When I recently wrote about phonics, I got an interesting response from a guy who said:
Recent research in the United Kingdom showed that tests of the ability to distinguish isolated phonemes and syllables did not relate to tests of the ability to discriminate normal, everyday speech in any meaningful way. So why consider phonics for deaf children? I think if you are careful in the way you apply phonics, it can be helpful.
To those that don’t know, phonics is basically a way of learning literacy through listening to sounds (it’s a bit more complicated than that, but that’s the general gist of it). And just to prove that we do read our comments and take then on board, I thought I would respond to this and set out my own thoughts on the prickly issue of phonics.
First of all, intuitively, it is difficult to see how can a child who is profoundly deaf, who has little or no useful hearing, can learn literacy through a method that involves listening. Even if it was possible, it must be incredibly tiring and difficult to do so. I am most happy to be contradicted by research out there and would definitely like to take a closer look at the research mentioned so that we can use it to develop our thinking.

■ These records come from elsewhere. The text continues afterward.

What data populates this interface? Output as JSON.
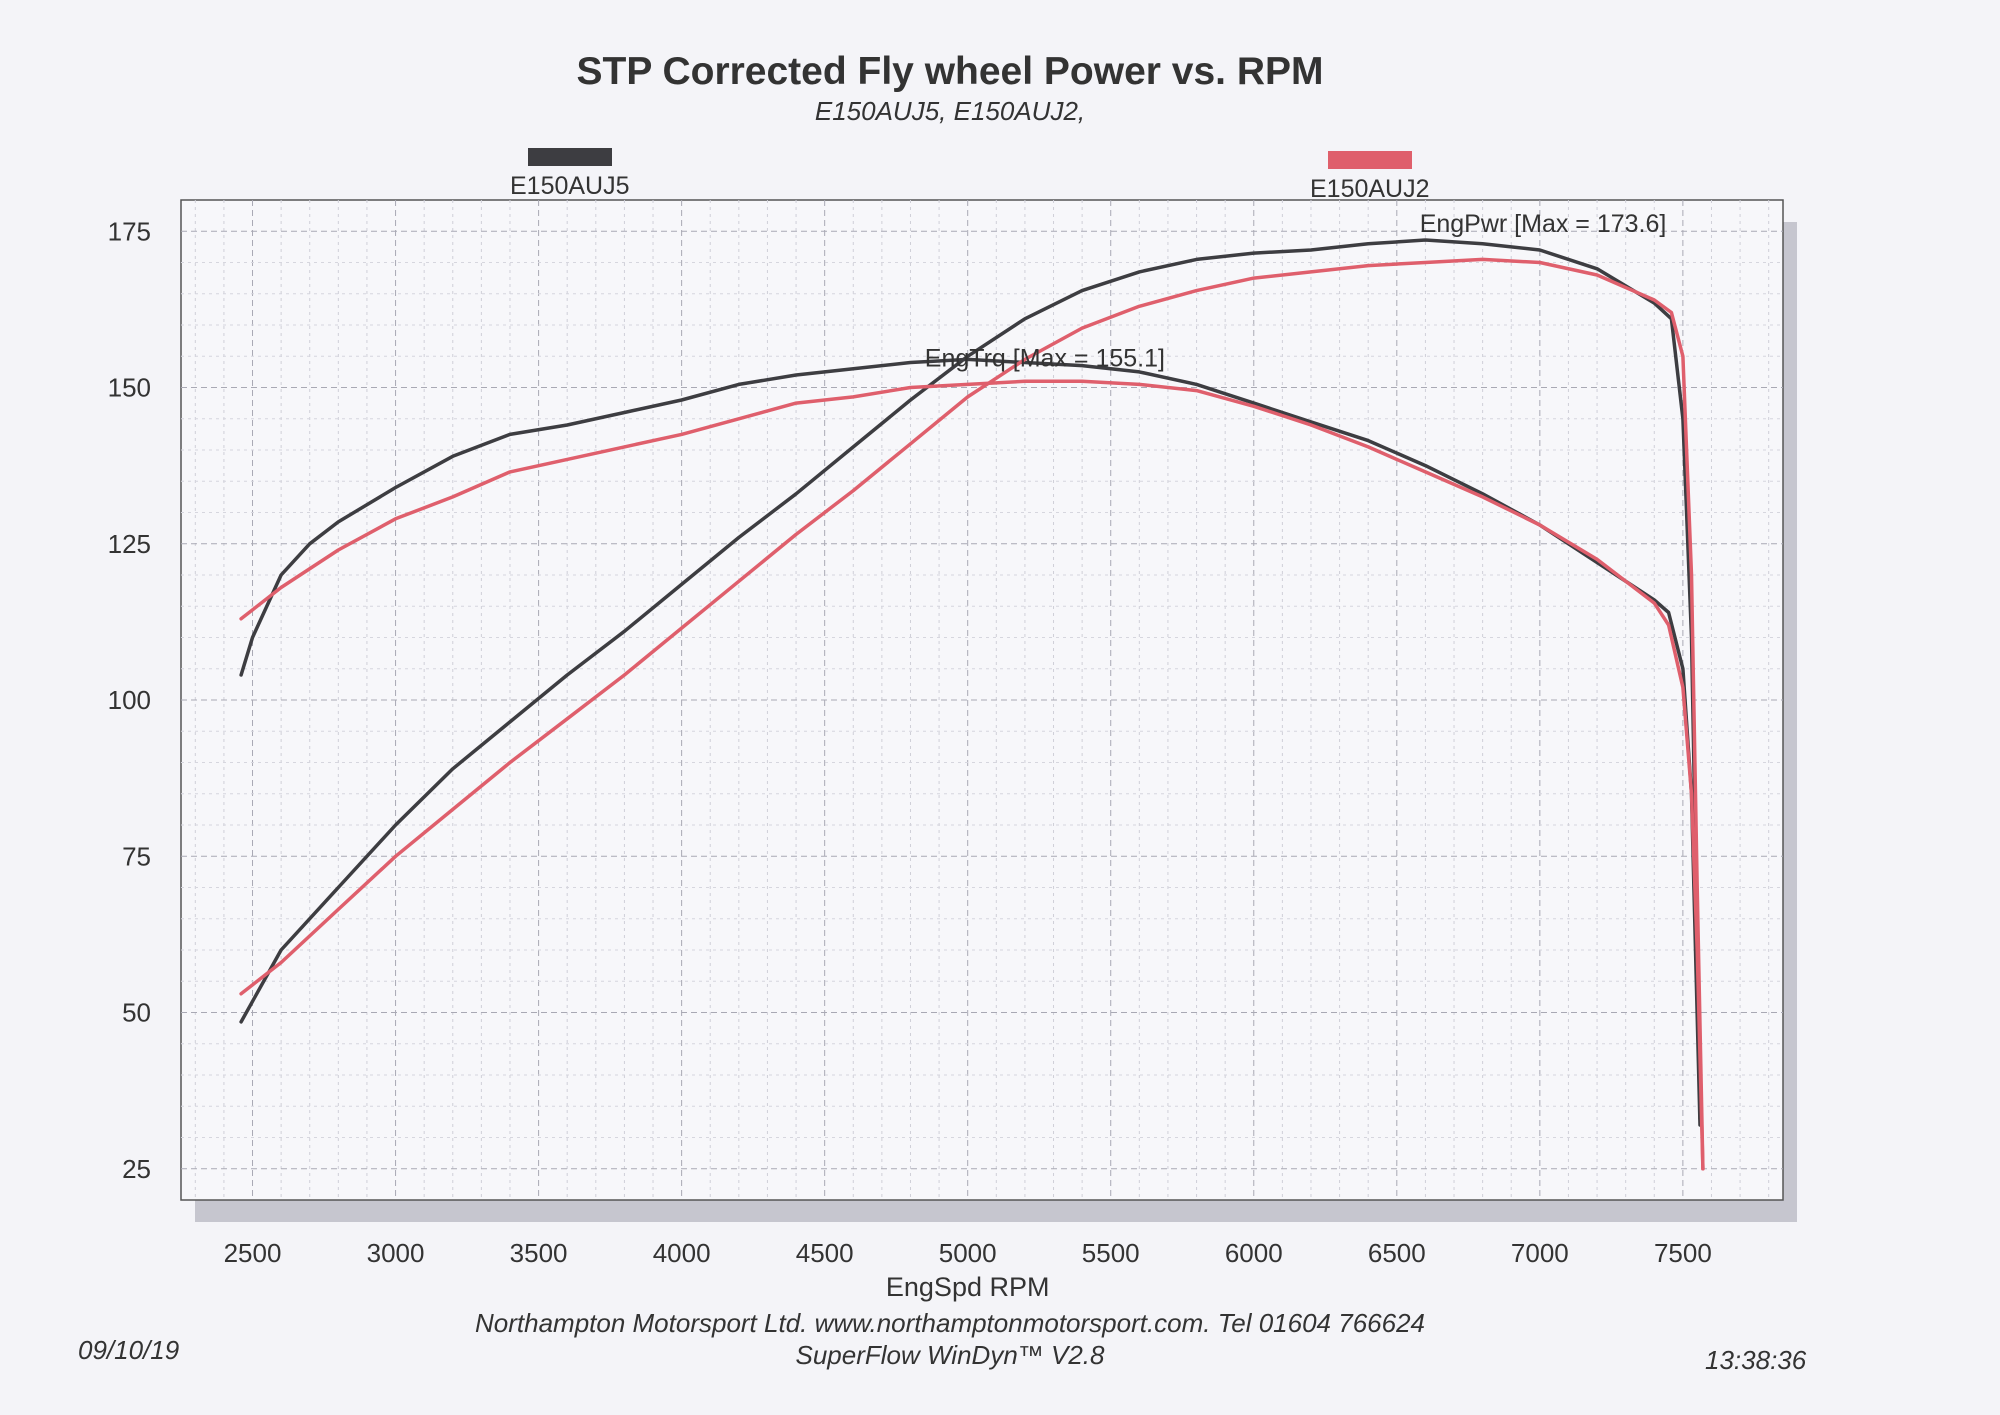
{
  "title": "STP Corrected Fly wheel Power vs. RPM",
  "subtitle": "E150AUJ5, E150AUJ2,",
  "legend": [
    {
      "label": "E150AUJ5",
      "color": "#3d3d41"
    },
    {
      "label": "E150AUJ2",
      "color": "#df5f6c"
    }
  ],
  "annotations": {
    "power_max": "EngPwr [Max = 173.6]",
    "torque_max": "EngTrq [Max = 155.1]"
  },
  "footer": {
    "date": "09/10/19",
    "company": "Northampton Motorsport Ltd.  www.northamptonmotorsport.com.  Tel 01604 766624",
    "software": "SuperFlow WinDyn™ V2.8",
    "time": "13:38:36"
  },
  "chart_data": {
    "type": "line",
    "title": "STP Corrected Fly wheel Power vs. RPM",
    "xlabel": "EngSpd  RPM",
    "ylabel": "",
    "xlim": [
      2250,
      7850
    ],
    "ylim": [
      20,
      180
    ],
    "xticks": [
      2500,
      3000,
      3500,
      4000,
      4500,
      5000,
      5500,
      6000,
      6500,
      7000,
      7500
    ],
    "yticks": [
      25,
      50,
      75,
      100,
      125,
      150,
      175
    ],
    "grid": true,
    "legend_position": "top",
    "series": [
      {
        "name": "E150AUJ5",
        "quantity": "EngPwr",
        "color": "#3d3d41",
        "points": [
          [
            2460,
            48.5
          ],
          [
            2600,
            60
          ],
          [
            2800,
            70
          ],
          [
            3000,
            80
          ],
          [
            3200,
            89
          ],
          [
            3400,
            96.5
          ],
          [
            3600,
            104
          ],
          [
            3800,
            111
          ],
          [
            4000,
            118.5
          ],
          [
            4200,
            126
          ],
          [
            4400,
            133
          ],
          [
            4600,
            140.5
          ],
          [
            4800,
            148
          ],
          [
            5000,
            155
          ],
          [
            5200,
            161
          ],
          [
            5400,
            165.5
          ],
          [
            5600,
            168.5
          ],
          [
            5800,
            170.5
          ],
          [
            6000,
            171.5
          ],
          [
            6200,
            172
          ],
          [
            6400,
            173
          ],
          [
            6600,
            173.6
          ],
          [
            6800,
            173
          ],
          [
            7000,
            172
          ],
          [
            7200,
            169
          ],
          [
            7400,
            163.5
          ],
          [
            7460,
            161
          ],
          [
            7500,
            145
          ],
          [
            7530,
            110
          ],
          [
            7555,
            50
          ],
          [
            7560,
            33
          ]
        ]
      },
      {
        "name": "E150AUJ5",
        "quantity": "EngTrq",
        "color": "#3d3d41",
        "points": [
          [
            2460,
            104
          ],
          [
            2500,
            110
          ],
          [
            2600,
            120
          ],
          [
            2700,
            125
          ],
          [
            2800,
            128.5
          ],
          [
            3000,
            134
          ],
          [
            3200,
            139
          ],
          [
            3400,
            142.5
          ],
          [
            3600,
            144
          ],
          [
            3800,
            146
          ],
          [
            4000,
            148
          ],
          [
            4200,
            150.5
          ],
          [
            4400,
            152
          ],
          [
            4600,
            153
          ],
          [
            4800,
            154
          ],
          [
            5000,
            154.5
          ],
          [
            5200,
            154
          ],
          [
            5400,
            153.5
          ],
          [
            5600,
            152.5
          ],
          [
            5800,
            150.5
          ],
          [
            6000,
            147.5
          ],
          [
            6200,
            144.5
          ],
          [
            6400,
            141.5
          ],
          [
            6600,
            137.5
          ],
          [
            6800,
            133
          ],
          [
            7000,
            128
          ],
          [
            7200,
            122
          ],
          [
            7400,
            116
          ],
          [
            7450,
            114
          ],
          [
            7500,
            105
          ],
          [
            7530,
            85
          ],
          [
            7560,
            32
          ]
        ]
      },
      {
        "name": "E150AUJ2",
        "quantity": "EngPwr",
        "color": "#df5f6c",
        "points": [
          [
            2460,
            53
          ],
          [
            2600,
            58
          ],
          [
            2800,
            66.5
          ],
          [
            3000,
            75
          ],
          [
            3200,
            82.5
          ],
          [
            3400,
            90
          ],
          [
            3600,
            97
          ],
          [
            3800,
            104
          ],
          [
            4000,
            111.5
          ],
          [
            4200,
            119
          ],
          [
            4400,
            126.5
          ],
          [
            4600,
            133.5
          ],
          [
            4800,
            141
          ],
          [
            5000,
            148.5
          ],
          [
            5200,
            154.5
          ],
          [
            5400,
            159.5
          ],
          [
            5600,
            163
          ],
          [
            5800,
            165.5
          ],
          [
            6000,
            167.5
          ],
          [
            6200,
            168.5
          ],
          [
            6400,
            169.5
          ],
          [
            6600,
            170
          ],
          [
            6800,
            170.5
          ],
          [
            7000,
            170
          ],
          [
            7200,
            168
          ],
          [
            7400,
            164
          ],
          [
            7460,
            162
          ],
          [
            7500,
            155
          ],
          [
            7530,
            120
          ],
          [
            7550,
            70
          ],
          [
            7570,
            25
          ]
        ]
      },
      {
        "name": "E150AUJ2",
        "quantity": "EngTrq",
        "color": "#df5f6c",
        "points": [
          [
            2460,
            113
          ],
          [
            2600,
            118
          ],
          [
            2800,
            124
          ],
          [
            3000,
            129
          ],
          [
            3200,
            132.5
          ],
          [
            3400,
            136.5
          ],
          [
            3600,
            138.5
          ],
          [
            3800,
            140.5
          ],
          [
            4000,
            142.5
          ],
          [
            4200,
            145
          ],
          [
            4400,
            147.5
          ],
          [
            4600,
            148.5
          ],
          [
            4800,
            150
          ],
          [
            5000,
            150.5
          ],
          [
            5200,
            151
          ],
          [
            5400,
            151
          ],
          [
            5600,
            150.5
          ],
          [
            5800,
            149.5
          ],
          [
            6000,
            147
          ],
          [
            6200,
            144
          ],
          [
            6400,
            140.5
          ],
          [
            6600,
            136.5
          ],
          [
            6800,
            132.5
          ],
          [
            7000,
            128
          ],
          [
            7200,
            122.5
          ],
          [
            7400,
            115.5
          ],
          [
            7450,
            112
          ],
          [
            7500,
            102
          ],
          [
            7530,
            85
          ],
          [
            7550,
            60
          ],
          [
            7570,
            25
          ]
        ]
      }
    ]
  }
}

This is not to say that it can never be useful for deaf children. Many deaf children have some useful hearing and so it can useful for those. But it is difficult to see how it can be useful for all. And for those for might be useful, as the above comment says, it still needs to be applied in a careful way.
Which is why I objected to phonics being presented as the end-all solution to fix the problem entirely in the answers coming out from Government. In the context of parliamentary questions about deaf children, it is slightly baffling that phonics continues to be mentioned as the ‘solution’ without a recognition or fuller acknowledgement of the subtleties behind it. We’re also concerned that teachers are not always aware of these subtleties.

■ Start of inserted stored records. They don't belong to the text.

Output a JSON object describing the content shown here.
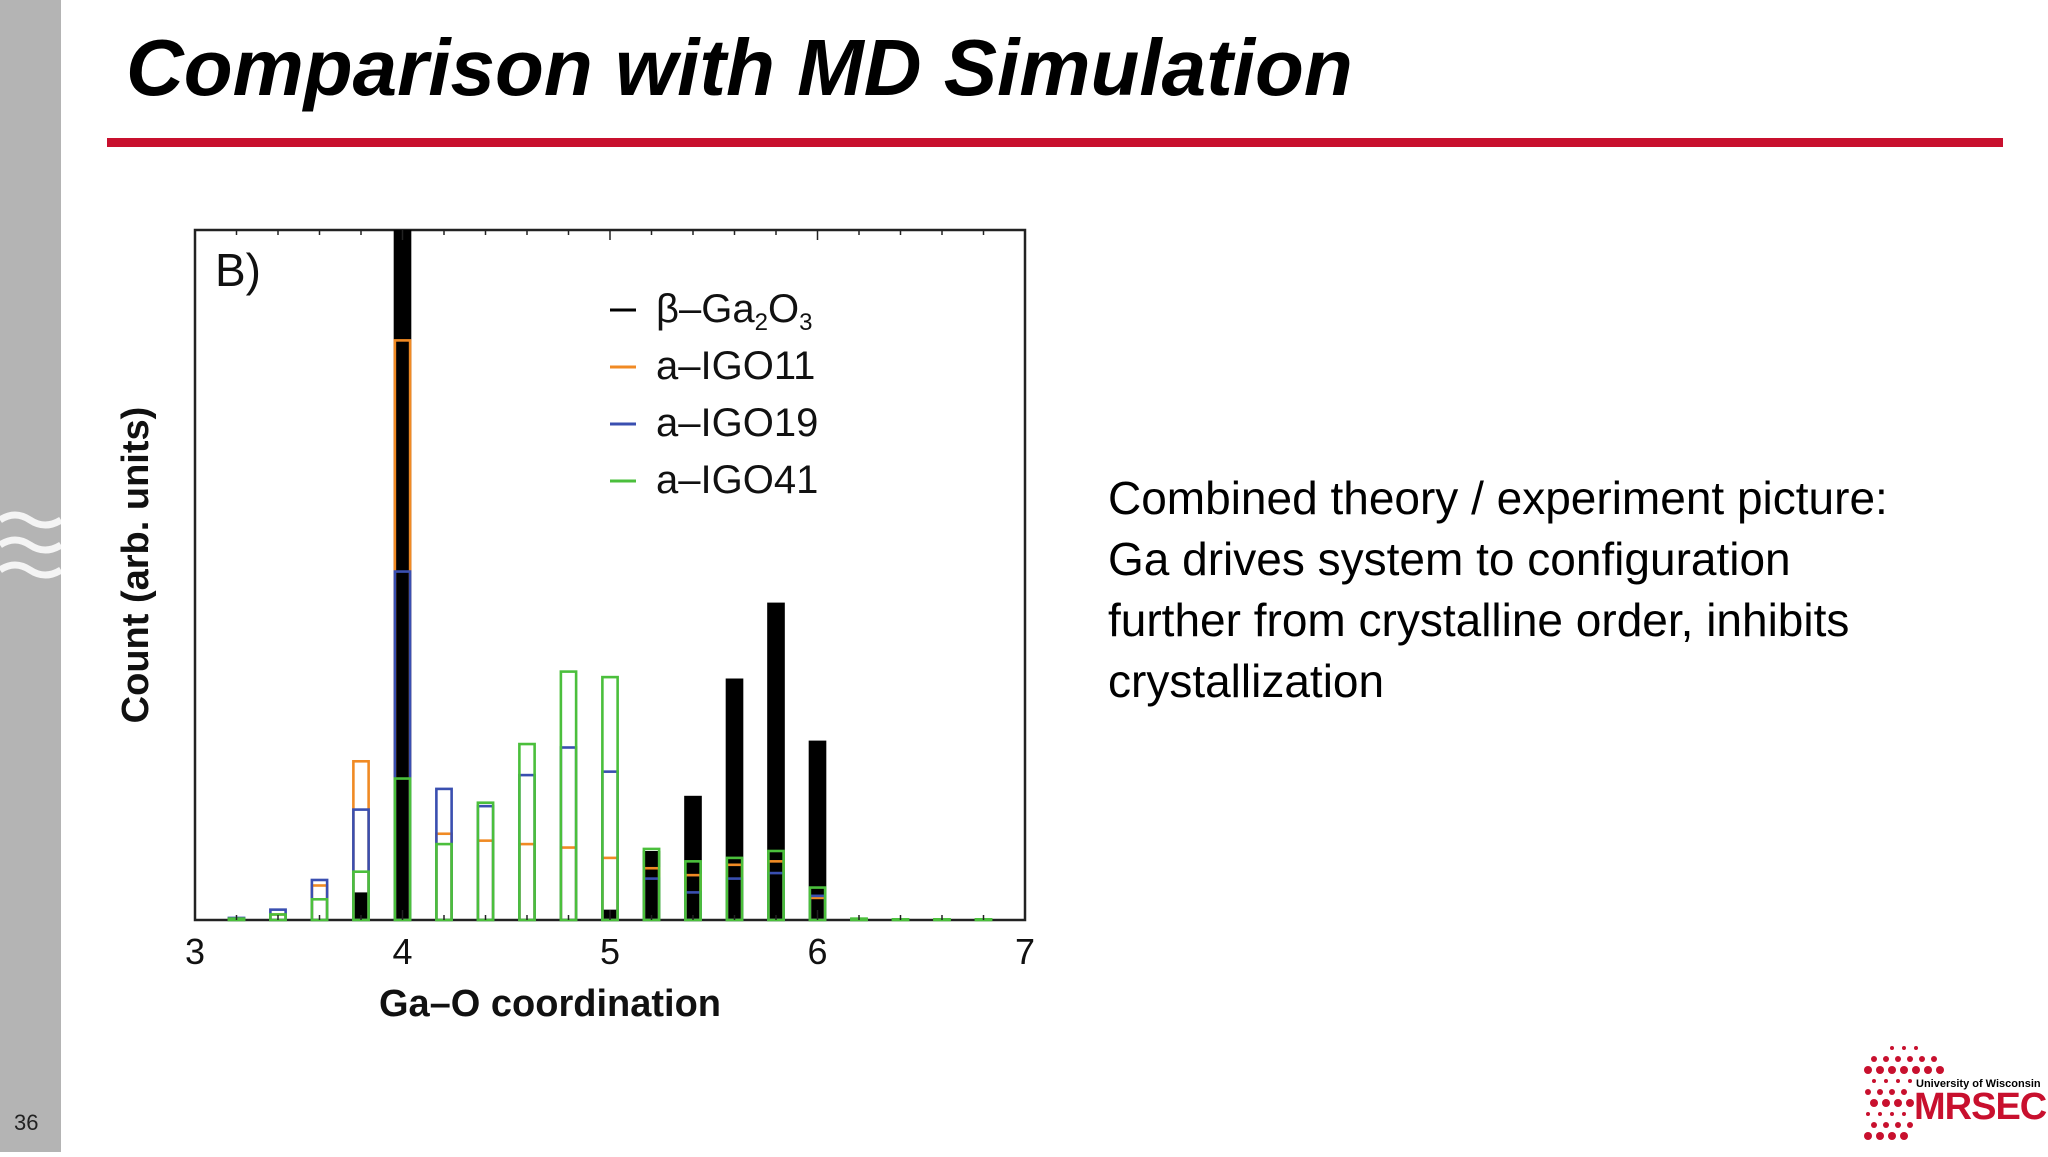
{
  "slide": {
    "number": "36",
    "title": "Comparison with MD Simulation",
    "body_lines": [
      "Combined theory / experiment picture:",
      "Ga drives system to configuration",
      "further from crystalline order, inhibits",
      "crystallization"
    ]
  },
  "logo": {
    "university": "University of Wisconsin",
    "name": "MRSEC",
    "color": "#c8102e"
  },
  "chart_data": {
    "type": "bar",
    "panel_label": "B)",
    "xlabel": "Ga–O coordination",
    "ylabel": "Count (arb. units)",
    "xlim": [
      3,
      7
    ],
    "ylim": [
      0,
      100
    ],
    "xticks": [
      "3",
      "4",
      "5",
      "6",
      "7"
    ],
    "legend_position": "top-right",
    "legend_entries": [
      {
        "label": "β–Ga",
        "sub1": "2",
        "mid": "O",
        "sub2": "3"
      },
      {
        "label": "a–IGO11"
      },
      {
        "label": "a–IGO19"
      },
      {
        "label": "a–IGO41"
      }
    ],
    "x": [
      3.2,
      3.4,
      3.6,
      3.8,
      4.0,
      4.2,
      4.4,
      4.6,
      4.8,
      5.0,
      5.2,
      5.4,
      5.6,
      5.8,
      6.0,
      6.2,
      6.4,
      6.6,
      6.8
    ],
    "series": [
      {
        "name": "β–Ga2O3",
        "style": "filled",
        "color": "#000000",
        "values": [
          0,
          0,
          0,
          4,
          100,
          0,
          0,
          0,
          0,
          1.5,
          10,
          18,
          35,
          46,
          26,
          0,
          0,
          0,
          0
        ]
      },
      {
        "name": "a–IGO11",
        "style": "outline",
        "color": "#f08a24",
        "values": [
          0.2,
          0.8,
          5,
          23,
          84,
          12.5,
          11.5,
          11,
          10.5,
          9,
          7.5,
          6.5,
          8,
          8.5,
          3.2,
          0.1,
          0,
          0,
          0
        ]
      },
      {
        "name": "a–IGO19",
        "style": "outline",
        "color": "#3a4fb0",
        "values": [
          0.3,
          1.5,
          5.8,
          16,
          50.5,
          19,
          16.5,
          21,
          25,
          21.5,
          6,
          4,
          6,
          6.8,
          3.5,
          0.1,
          0,
          0,
          0
        ]
      },
      {
        "name": "a–IGO41",
        "style": "outline",
        "color": "#4bbf3c",
        "values": [
          0.2,
          0.8,
          3,
          7,
          20.5,
          11,
          17,
          25.5,
          36,
          35.2,
          10.3,
          8.5,
          9,
          10,
          4.7,
          0.2,
          0.1,
          0.1,
          0.1
        ]
      }
    ]
  }
}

My esteemed colleagues are currently developing some thoughts on this which will aim to look at 3 questions:
1) Is phonics appropriate to all deaf children?
2) If is not appropriate for some deaf children, how can these children be taught literacy?
3) For deaf children for which phonics is appropriate, does it need to be taught in a slightly different way to ensure it is accessible?
This may seem like a slightly airy-fairy debate. But I think it’s definitely one worth having – especially when you look at figures given to us by the Department for Children, Schools and Families (which are set out in the annex of our Must do better! campaign report), deaf children are 300% more likely to leave primary school without a basic understanding of literacy.
300%!! Something is going very wrong when it comes to deaf children’s literacy and so we really need to get to the bottom of how deaf children can learn literacy and the different approaches that should be used.
So, as before, please feed in your comments and enter the debate if you’ve got any thoughts on this issue. We definitely read them and we definitely appreciate them.